By comparison RuneScape's rival, World of Warcraft, accounted for 62 percent of the global subscription-based video game market in 2008. Blizzard no longer discloses the number of active subscribers to its game, which has been haemorrhaging players for years now, but the most recent official figure from last year is still a substantial 5.5 million. By contrast, the most recent official figure for RuneScape's paying subscribers, published nearly a decade ago, was around a million.
One accolade, however, cannot be questioned: RuneScape has endured for more than a decade where few massively multiplayer online games survive. Since the first 3D virtual worlds launched in the mid-1990s, more than 50 have closed as a result of declining populations. Some, such as Lego Universe, lasted just two years (it closed in 2012). That game had their servers switched off without any ceremony. Other developers ensured a proper send off for their beloved world, making the termination a formal conclusion to the game's fiction.
When Star Wars Galaxies closed in 2011, for example, the developers set off an extravagant firework display, providing a sense of occasion for the game's lingering population that stuck with it through its eight tumultuous years. RuneScape has endured in one form or another since 2001. Originally a free download at a time when the elbow-y term "free-to-play" was yet to be coined, it grew quickly and sustained its audience with weekly updates.
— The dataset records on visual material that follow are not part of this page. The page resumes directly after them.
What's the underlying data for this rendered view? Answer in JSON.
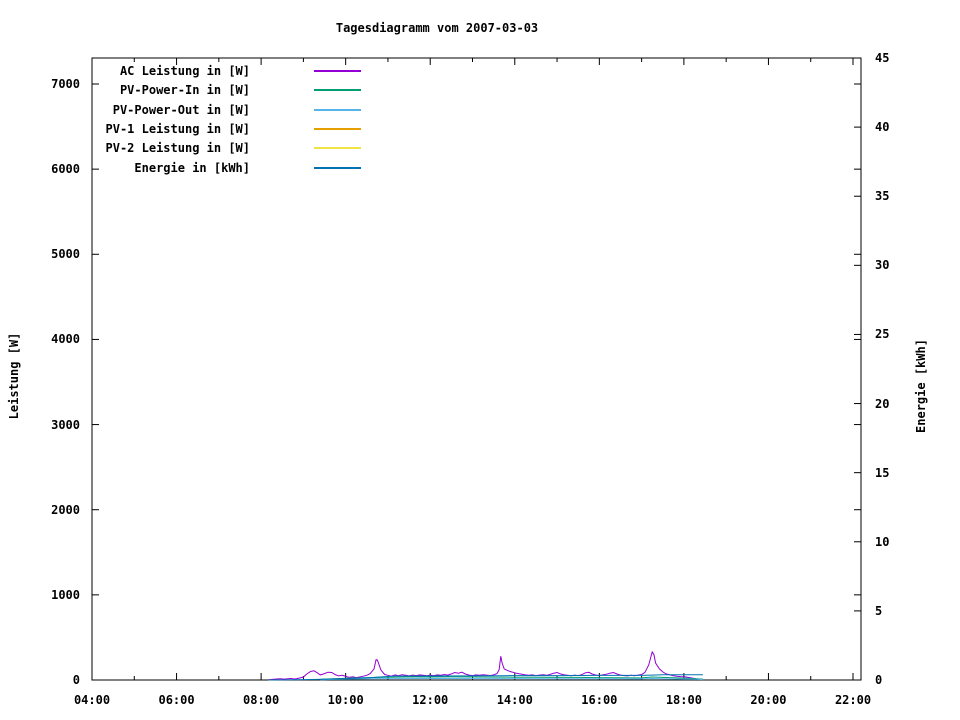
{
  "title": "Tagesdiagramm vom 2007-03-03",
  "axes": {
    "x": {
      "major": [
        {
          "h": 4,
          "label": "04:00"
        },
        {
          "h": 6,
          "label": "06:00"
        },
        {
          "h": 8,
          "label": "08:00"
        },
        {
          "h": 10,
          "label": "10:00"
        },
        {
          "h": 12,
          "label": "12:00"
        },
        {
          "h": 14,
          "label": "14:00"
        },
        {
          "h": 16,
          "label": "16:00"
        },
        {
          "h": 18,
          "label": "18:00"
        },
        {
          "h": 20,
          "label": "20:00"
        },
        {
          "h": 22,
          "label": "22:00"
        }
      ],
      "minor": [
        5,
        7,
        9,
        11,
        13,
        15,
        17,
        19,
        21
      ],
      "range_hours": [
        4,
        22
      ]
    },
    "y1": {
      "label": "Leistung [W]",
      "ticks": [
        {
          "v": 0,
          "label": "0"
        },
        {
          "v": 1000,
          "label": "1000"
        },
        {
          "v": 2000,
          "label": "2000"
        },
        {
          "v": 3000,
          "label": "3000"
        },
        {
          "v": 4000,
          "label": "4000"
        },
        {
          "v": 5000,
          "label": "5000"
        },
        {
          "v": 6000,
          "label": "6000"
        },
        {
          "v": 7000,
          "label": "7000"
        }
      ],
      "range": [
        0,
        7311
      ]
    },
    "y2": {
      "label": "Energie [kWh]",
      "ticks": [
        {
          "v": 0,
          "label": "0"
        },
        {
          "v": 5,
          "label": "5"
        },
        {
          "v": 10,
          "label": "10"
        },
        {
          "v": 15,
          "label": "15"
        },
        {
          "v": 20,
          "label": "20"
        },
        {
          "v": 25,
          "label": "25"
        },
        {
          "v": 30,
          "label": "30"
        },
        {
          "v": 35,
          "label": "35"
        },
        {
          "v": 40,
          "label": "40"
        },
        {
          "v": 45,
          "label": "45"
        }
      ],
      "range": [
        0,
        45
      ]
    }
  },
  "chart_data": {
    "type": "line",
    "title": "Tagesdiagramm vom 2007-03-03",
    "xlabel": "",
    "ylabel_left": "Leistung [W]",
    "ylabel_right": "Energie [kWh]",
    "x_unit": "time (HH:MM)",
    "grid": false,
    "legend_position": "top-left-inside",
    "series": [
      {
        "name": "AC Leistung in [W]",
        "color": "#9400d3",
        "axis": "y1",
        "points": [
          [
            8.17,
            2
          ],
          [
            8.3,
            8
          ],
          [
            8.45,
            15
          ],
          [
            8.55,
            10
          ],
          [
            8.7,
            18
          ],
          [
            8.8,
            12
          ],
          [
            8.9,
            22
          ],
          [
            9.0,
            35
          ],
          [
            9.08,
            70
          ],
          [
            9.17,
            100
          ],
          [
            9.25,
            108
          ],
          [
            9.33,
            85
          ],
          [
            9.4,
            60
          ],
          [
            9.5,
            75
          ],
          [
            9.58,
            92
          ],
          [
            9.67,
            88
          ],
          [
            9.75,
            65
          ],
          [
            9.83,
            48
          ],
          [
            9.92,
            55
          ],
          [
            10.0,
            42
          ],
          [
            10.08,
            30
          ],
          [
            10.17,
            38
          ],
          [
            10.25,
            28
          ],
          [
            10.33,
            35
          ],
          [
            10.42,
            45
          ],
          [
            10.5,
            55
          ],
          [
            10.58,
            75
          ],
          [
            10.67,
            130
          ],
          [
            10.72,
            240
          ],
          [
            10.75,
            235
          ],
          [
            10.83,
            120
          ],
          [
            10.92,
            65
          ],
          [
            11.0,
            55
          ],
          [
            11.08,
            45
          ],
          [
            11.17,
            60
          ],
          [
            11.25,
            50
          ],
          [
            11.33,
            62
          ],
          [
            11.42,
            55
          ],
          [
            11.5,
            48
          ],
          [
            11.58,
            58
          ],
          [
            11.67,
            52
          ],
          [
            11.75,
            60
          ],
          [
            11.83,
            55
          ],
          [
            11.92,
            50
          ],
          [
            12.0,
            58
          ],
          [
            12.08,
            52
          ],
          [
            12.17,
            60
          ],
          [
            12.25,
            55
          ],
          [
            12.33,
            65
          ],
          [
            12.42,
            58
          ],
          [
            12.5,
            72
          ],
          [
            12.58,
            88
          ],
          [
            12.67,
            80
          ],
          [
            12.75,
            92
          ],
          [
            12.83,
            70
          ],
          [
            12.92,
            58
          ],
          [
            13.0,
            52
          ],
          [
            13.08,
            60
          ],
          [
            13.17,
            55
          ],
          [
            13.25,
            62
          ],
          [
            13.33,
            58
          ],
          [
            13.42,
            52
          ],
          [
            13.5,
            60
          ],
          [
            13.58,
            75
          ],
          [
            13.63,
            120
          ],
          [
            13.67,
            280
          ],
          [
            13.7,
            200
          ],
          [
            13.75,
            130
          ],
          [
            13.83,
            110
          ],
          [
            13.92,
            95
          ],
          [
            14.0,
            85
          ],
          [
            14.08,
            75
          ],
          [
            14.17,
            68
          ],
          [
            14.25,
            60
          ],
          [
            14.33,
            55
          ],
          [
            14.42,
            60
          ],
          [
            14.5,
            52
          ],
          [
            14.58,
            58
          ],
          [
            14.67,
            62
          ],
          [
            14.75,
            55
          ],
          [
            14.83,
            65
          ],
          [
            14.92,
            80
          ],
          [
            15.0,
            88
          ],
          [
            15.08,
            72
          ],
          [
            15.17,
            60
          ],
          [
            15.25,
            55
          ],
          [
            15.33,
            50
          ],
          [
            15.42,
            58
          ],
          [
            15.5,
            52
          ],
          [
            15.58,
            62
          ],
          [
            15.67,
            85
          ],
          [
            15.75,
            90
          ],
          [
            15.83,
            70
          ],
          [
            15.92,
            58
          ],
          [
            16.0,
            52
          ],
          [
            16.08,
            60
          ],
          [
            16.17,
            68
          ],
          [
            16.25,
            80
          ],
          [
            16.33,
            88
          ],
          [
            16.42,
            70
          ],
          [
            16.5,
            58
          ],
          [
            16.58,
            52
          ],
          [
            16.67,
            48
          ],
          [
            16.75,
            55
          ],
          [
            16.83,
            50
          ],
          [
            16.92,
            58
          ],
          [
            17.0,
            65
          ],
          [
            17.08,
            90
          ],
          [
            17.17,
            180
          ],
          [
            17.25,
            330
          ],
          [
            17.29,
            300
          ],
          [
            17.33,
            200
          ],
          [
            17.42,
            130
          ],
          [
            17.5,
            95
          ],
          [
            17.58,
            72
          ],
          [
            17.67,
            60
          ],
          [
            17.75,
            50
          ],
          [
            17.83,
            45
          ],
          [
            17.92,
            40
          ],
          [
            18.0,
            38
          ],
          [
            18.08,
            32
          ],
          [
            18.17,
            25
          ],
          [
            18.25,
            18
          ],
          [
            18.33,
            10
          ]
        ]
      },
      {
        "name": "PV-Power-In in [W]",
        "color": "#009e73",
        "axis": "y1",
        "points": [
          [
            9.4,
            8
          ],
          [
            9.7,
            15
          ],
          [
            10.0,
            20
          ],
          [
            10.5,
            28
          ],
          [
            11.0,
            32
          ],
          [
            11.5,
            35
          ],
          [
            12.0,
            35
          ],
          [
            12.5,
            36
          ],
          [
            13.0,
            35
          ],
          [
            13.5,
            34
          ],
          [
            14.0,
            33
          ],
          [
            14.5,
            32
          ],
          [
            15.0,
            30
          ],
          [
            15.5,
            30
          ],
          [
            16.0,
            28
          ],
          [
            16.5,
            26
          ],
          [
            17.0,
            25
          ],
          [
            17.25,
            35
          ],
          [
            17.5,
            30
          ],
          [
            18.0,
            22
          ],
          [
            18.3,
            15
          ],
          [
            18.45,
            10
          ]
        ]
      },
      {
        "name": "PV-Power-Out in [W]",
        "color": "#56b4e9",
        "axis": "y1",
        "points": [
          [
            9.4,
            4
          ],
          [
            10.0,
            10
          ],
          [
            10.5,
            14
          ],
          [
            11.0,
            16
          ],
          [
            12.0,
            18
          ],
          [
            13.0,
            17
          ],
          [
            14.0,
            16
          ],
          [
            15.0,
            15
          ],
          [
            16.0,
            14
          ],
          [
            17.0,
            13
          ],
          [
            17.25,
            18
          ],
          [
            17.5,
            15
          ],
          [
            18.0,
            11
          ],
          [
            18.3,
            8
          ],
          [
            18.45,
            5
          ]
        ]
      },
      {
        "name": "PV-1 Leistung in [W]",
        "color": "#e69f00",
        "axis": "y1",
        "points": []
      },
      {
        "name": "PV-2 Leistung in [W]",
        "color": "#f0e442",
        "axis": "y1",
        "points": []
      },
      {
        "name": "Energie in [kWh]",
        "color": "#0072b2",
        "axis": "y2",
        "points": [
          [
            8.17,
            0.0
          ],
          [
            9.0,
            0.03
          ],
          [
            9.5,
            0.06
          ],
          [
            10.0,
            0.1
          ],
          [
            10.5,
            0.15
          ],
          [
            10.75,
            0.21
          ],
          [
            11.17,
            0.28
          ],
          [
            12.0,
            0.29
          ],
          [
            13.0,
            0.3
          ],
          [
            13.7,
            0.31
          ],
          [
            14.0,
            0.32
          ],
          [
            15.0,
            0.32
          ],
          [
            16.0,
            0.33
          ],
          [
            17.0,
            0.33
          ],
          [
            17.33,
            0.36
          ],
          [
            17.5,
            0.375
          ],
          [
            18.0,
            0.38
          ],
          [
            18.45,
            0.38
          ]
        ]
      }
    ]
  }
}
It once earned a Guinness World Record for "most-updated game," in fact.
In one sense, the RuneScape documentary is a kind of high-production corporate video, outlining the company's history and focusing on glowing testimonials from apparently contented employees and dewy-eyed customers. "The community in RuneScape is perhaps the warmest community in gaming," says one. Initially, it's not entirely clear who the film has been made for. But watching the Gower boys' parents, Gill and Chris, reminisce about their children's early love of Dungeons & Dragons, hold up Paul's crayon drawings of castles and knights (who went on adventures that tallied with the family's excursions) to the camera, and recall Andrew's obvious early talent for programming—"He disliked being interrupted so much that he invented a program that would shout out 'Intruder alert' when anyone went into the room"—it's easy to become swept up in the nostalgia.